Fees can also be a sticking point for many. Bamford advises to look for a planner who charges a project fee for advice rather than a percentage of the amount you invest. Not to mention a planner who is focused on financial planning rather than selling a product.
One thing that is not a necessity but can surely help, is finding a planner who is well-established locally and part of your community. Bamford says: “From a trust perspective, working with someone who lives, works and participates in your local community makes it far more likely they will provide a great service.”
Take Your Time
Alistair Cunningham, financial planning director at Wingate Financial Planning, says one of the first questions you need to ask is to yourself, and whether you can work with that person for the next few decades. But he warns: “Do not be rushed. Choosing the ‘wrong’ adviser will almost never be corrected. That’s because you invariably can’t find out they’re not right after they’re working with you.”

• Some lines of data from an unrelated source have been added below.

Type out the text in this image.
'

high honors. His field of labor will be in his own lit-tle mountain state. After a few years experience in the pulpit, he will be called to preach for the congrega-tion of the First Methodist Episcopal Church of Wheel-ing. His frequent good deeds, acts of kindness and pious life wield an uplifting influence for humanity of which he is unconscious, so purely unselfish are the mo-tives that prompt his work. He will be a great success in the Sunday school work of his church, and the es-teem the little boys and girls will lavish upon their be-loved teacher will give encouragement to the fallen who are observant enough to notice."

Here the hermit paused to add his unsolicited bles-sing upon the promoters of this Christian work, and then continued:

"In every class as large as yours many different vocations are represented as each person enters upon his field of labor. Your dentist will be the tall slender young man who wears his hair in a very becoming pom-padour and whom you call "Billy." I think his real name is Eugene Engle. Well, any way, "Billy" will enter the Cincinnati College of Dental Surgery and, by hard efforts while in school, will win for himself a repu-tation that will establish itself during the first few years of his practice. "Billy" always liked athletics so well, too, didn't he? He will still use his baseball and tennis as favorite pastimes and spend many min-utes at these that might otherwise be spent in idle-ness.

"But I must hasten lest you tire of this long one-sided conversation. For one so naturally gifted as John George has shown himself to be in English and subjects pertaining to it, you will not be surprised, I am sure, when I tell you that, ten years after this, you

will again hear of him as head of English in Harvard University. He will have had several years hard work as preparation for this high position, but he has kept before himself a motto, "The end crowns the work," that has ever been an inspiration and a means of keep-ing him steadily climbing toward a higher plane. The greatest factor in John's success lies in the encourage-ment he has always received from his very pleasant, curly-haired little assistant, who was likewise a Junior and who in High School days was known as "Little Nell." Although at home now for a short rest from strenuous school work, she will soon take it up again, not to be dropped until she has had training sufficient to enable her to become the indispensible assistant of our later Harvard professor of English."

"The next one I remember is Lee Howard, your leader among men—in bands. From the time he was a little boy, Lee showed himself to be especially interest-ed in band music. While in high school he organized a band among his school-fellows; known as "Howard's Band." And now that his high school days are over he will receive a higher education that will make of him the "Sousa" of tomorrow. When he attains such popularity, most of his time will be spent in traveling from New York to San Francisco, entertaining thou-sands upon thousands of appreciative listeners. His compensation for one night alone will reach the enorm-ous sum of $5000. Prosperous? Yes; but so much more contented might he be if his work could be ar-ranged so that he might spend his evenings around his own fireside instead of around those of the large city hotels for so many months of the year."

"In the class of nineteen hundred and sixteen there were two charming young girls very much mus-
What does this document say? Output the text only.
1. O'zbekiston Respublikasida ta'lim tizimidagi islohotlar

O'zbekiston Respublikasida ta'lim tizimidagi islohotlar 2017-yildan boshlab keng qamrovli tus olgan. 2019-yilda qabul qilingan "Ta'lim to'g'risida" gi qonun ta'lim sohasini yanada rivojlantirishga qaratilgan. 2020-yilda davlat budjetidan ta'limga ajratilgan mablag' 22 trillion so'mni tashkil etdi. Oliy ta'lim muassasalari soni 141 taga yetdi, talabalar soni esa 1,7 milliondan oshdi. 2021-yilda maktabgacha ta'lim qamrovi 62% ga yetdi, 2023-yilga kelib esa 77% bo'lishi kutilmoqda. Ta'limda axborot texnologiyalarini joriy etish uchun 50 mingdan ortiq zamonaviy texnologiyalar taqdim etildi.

There is undoubtedly no right or wrong when it comes to finding the right adviser for you, and a lot of it may just come down to your gut instinct. But the first instance should be to check the FCA Register to check they are fully authorised to give you advice – although it is not the most intuitive of sites available. Vouched For, Unbiased and the Money Advice Service all have registers which include further details than the FCA Register including fees, what they advise on and what type of money pots they deal with.